6 Comments

  1. Gender disappointment–oh, yes. My ideal family was at least two girls. (Note: “at least”–if I could have 3 or more I was quite willing to add boys into the mix.) But I didn’t meet my husband until my mid-30’s and was pushing 40 when my daughter was born. So I only managed one more, and I deliberately asked the gender during the mid-pregnancy ultrasound because if it was a boy, I knew I would be disappointed and I wanted to get that out of the way before I was dealing with a newborn. And it was indeed a boy; I mourned my second daughter for a week or so, and readjusted my thinking to welcoming a son. And he turned out to be the most wonderful little boy you could ask for. (Still is, just not little any more.)

    My daughter, like you, now has three boys of her own and badly wants a girl. I could see the disappointment in her face when I had to tell her, after the 3rd birth “it’s Noah. Yes, definitely it’s baby Noah.” She too recovered quickly and wouldn’t trade him for any number of girls, but next time she is definitely going to find out before the birth.

  2. I only have one sweet babe, but I was really convinced she was a ‘he’ up until the gender reveal! I mean, I really REALLY believed it, even though I wouldn’t admit that to anyone. So when the OB confirmed she was a SHE I just…I was in shock. I really sort of disconnected – it took me quite a while to connect to my baby again and really imagine raising a daughter.
    You’re definitely not alone!

  3. When I was pregnant with my first, I had dreams of having a daughter. I KNEW we were having a girl. My husband, however, really wanted a son and the night before the ultrasound/gender reveal, I felt the Lord say that he was giving us a son right now, instead of our girl. Sure enough, the next day we found we were having a boy. I was extremely touched that the Lord heard my husband’s heart and gave us a boy, but I honestly had to kind of grieve for our girl! Those feelings are so weird and unexpected, but they are definitely real!

  4. I had definite gender disappointment with #2. You are definatly not alone in that. I wouldnt change him for anything in the world now tho!

  5. I found your blog from Jen’s 7QT link! I look forward to reading more! I have a girl and three boys all 5 and under. Our oldest son (3 1/2 yrs old) is a HANDFUL. He is branded the fear and love of toddler boys deep into my heart all at the same time and it’s quite confusing! I can totally relate to your gender disappointment!!! When we found out the gender of our little guy who was born last week I was also really disappointed. We did a huge gender reveal thing and all I wanted to do was join my 5 year old crying for a sister, but I felt like I had to put on a happy/grateful face and pretend I was excited to manage another toddler phase with a boy… I was sure it was going to be a girl. I wanted one so badly.

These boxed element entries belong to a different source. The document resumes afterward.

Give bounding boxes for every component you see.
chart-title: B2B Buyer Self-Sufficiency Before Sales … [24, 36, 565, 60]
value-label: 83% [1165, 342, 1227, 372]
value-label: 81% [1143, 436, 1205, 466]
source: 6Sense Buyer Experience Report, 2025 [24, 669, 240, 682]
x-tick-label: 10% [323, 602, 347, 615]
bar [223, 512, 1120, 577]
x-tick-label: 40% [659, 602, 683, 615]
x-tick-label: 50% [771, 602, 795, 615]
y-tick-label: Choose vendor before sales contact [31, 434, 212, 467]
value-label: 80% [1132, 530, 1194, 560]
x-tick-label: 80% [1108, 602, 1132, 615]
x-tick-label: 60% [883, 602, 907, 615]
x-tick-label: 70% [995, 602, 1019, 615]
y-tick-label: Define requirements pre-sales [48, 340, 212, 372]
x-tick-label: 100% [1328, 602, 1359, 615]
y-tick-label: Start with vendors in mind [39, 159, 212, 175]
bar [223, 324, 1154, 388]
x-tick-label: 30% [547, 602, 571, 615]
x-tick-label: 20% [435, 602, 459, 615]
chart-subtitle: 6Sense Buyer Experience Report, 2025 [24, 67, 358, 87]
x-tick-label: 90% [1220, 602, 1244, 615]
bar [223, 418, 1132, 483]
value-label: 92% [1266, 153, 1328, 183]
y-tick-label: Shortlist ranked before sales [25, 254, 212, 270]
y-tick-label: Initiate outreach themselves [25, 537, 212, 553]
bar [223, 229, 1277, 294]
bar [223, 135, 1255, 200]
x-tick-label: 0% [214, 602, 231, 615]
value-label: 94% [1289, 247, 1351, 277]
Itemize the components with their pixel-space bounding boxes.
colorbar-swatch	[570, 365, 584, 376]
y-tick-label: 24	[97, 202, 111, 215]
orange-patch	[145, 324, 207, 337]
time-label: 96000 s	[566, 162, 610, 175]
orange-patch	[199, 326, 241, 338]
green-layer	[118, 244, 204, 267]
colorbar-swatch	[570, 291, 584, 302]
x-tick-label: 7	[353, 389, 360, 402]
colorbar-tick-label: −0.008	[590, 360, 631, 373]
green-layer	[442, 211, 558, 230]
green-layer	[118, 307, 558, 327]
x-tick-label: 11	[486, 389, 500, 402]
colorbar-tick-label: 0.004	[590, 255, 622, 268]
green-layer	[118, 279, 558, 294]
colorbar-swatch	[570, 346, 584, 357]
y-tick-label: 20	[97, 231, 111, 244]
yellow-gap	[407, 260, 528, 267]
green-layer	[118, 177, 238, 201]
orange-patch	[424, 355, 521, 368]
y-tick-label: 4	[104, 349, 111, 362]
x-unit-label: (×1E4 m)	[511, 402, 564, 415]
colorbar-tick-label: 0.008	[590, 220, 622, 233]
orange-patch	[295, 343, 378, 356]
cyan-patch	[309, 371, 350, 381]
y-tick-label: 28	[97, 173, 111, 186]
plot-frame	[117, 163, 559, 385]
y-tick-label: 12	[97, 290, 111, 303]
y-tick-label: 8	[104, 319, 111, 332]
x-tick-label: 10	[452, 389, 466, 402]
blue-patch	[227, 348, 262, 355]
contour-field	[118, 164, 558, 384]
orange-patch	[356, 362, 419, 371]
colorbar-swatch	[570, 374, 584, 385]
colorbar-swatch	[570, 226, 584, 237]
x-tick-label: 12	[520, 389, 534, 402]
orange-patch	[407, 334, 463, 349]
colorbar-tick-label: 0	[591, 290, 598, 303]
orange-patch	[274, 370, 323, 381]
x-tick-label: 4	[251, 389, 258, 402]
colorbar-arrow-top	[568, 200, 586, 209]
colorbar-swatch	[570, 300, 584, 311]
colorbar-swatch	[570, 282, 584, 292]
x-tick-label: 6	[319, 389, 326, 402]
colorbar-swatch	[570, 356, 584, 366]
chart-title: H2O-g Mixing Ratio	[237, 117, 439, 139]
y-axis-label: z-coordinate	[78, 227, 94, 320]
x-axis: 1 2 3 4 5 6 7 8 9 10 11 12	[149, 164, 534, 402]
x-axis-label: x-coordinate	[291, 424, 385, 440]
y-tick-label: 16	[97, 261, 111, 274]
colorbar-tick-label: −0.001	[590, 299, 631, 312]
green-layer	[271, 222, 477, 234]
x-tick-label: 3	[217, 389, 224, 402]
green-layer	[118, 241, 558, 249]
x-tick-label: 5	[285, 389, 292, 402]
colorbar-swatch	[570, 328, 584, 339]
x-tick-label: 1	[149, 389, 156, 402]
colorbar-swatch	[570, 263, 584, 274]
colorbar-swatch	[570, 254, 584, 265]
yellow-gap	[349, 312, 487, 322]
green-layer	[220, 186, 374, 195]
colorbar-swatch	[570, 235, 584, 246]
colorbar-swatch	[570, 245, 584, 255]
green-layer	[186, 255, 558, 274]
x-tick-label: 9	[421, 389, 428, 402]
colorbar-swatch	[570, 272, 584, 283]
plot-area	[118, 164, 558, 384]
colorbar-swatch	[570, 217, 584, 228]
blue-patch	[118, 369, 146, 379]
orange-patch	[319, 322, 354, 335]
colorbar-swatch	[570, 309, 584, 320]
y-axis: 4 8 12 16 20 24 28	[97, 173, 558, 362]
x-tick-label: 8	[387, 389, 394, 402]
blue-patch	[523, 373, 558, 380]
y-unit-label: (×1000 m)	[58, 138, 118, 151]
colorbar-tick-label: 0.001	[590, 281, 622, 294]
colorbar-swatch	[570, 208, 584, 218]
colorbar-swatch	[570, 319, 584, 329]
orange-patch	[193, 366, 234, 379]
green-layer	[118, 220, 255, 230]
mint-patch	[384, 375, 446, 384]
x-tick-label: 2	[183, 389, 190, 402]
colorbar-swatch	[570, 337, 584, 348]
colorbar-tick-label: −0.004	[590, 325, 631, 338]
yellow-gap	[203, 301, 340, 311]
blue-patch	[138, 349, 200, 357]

But, now having just met our 3rd son face to face I am actually so glad we did find out the gender at 18 weeks,. I got my morning out of the way and by the time he was born both my daughter and I were genuinely excited about bringing home another brother. I’m starting to love the idea of being the “boy mom” and how fun our house will be during those teenage years. But I am definitely scared to learn what 3 boys 3 and under is going to be like for the next few years…. yikes!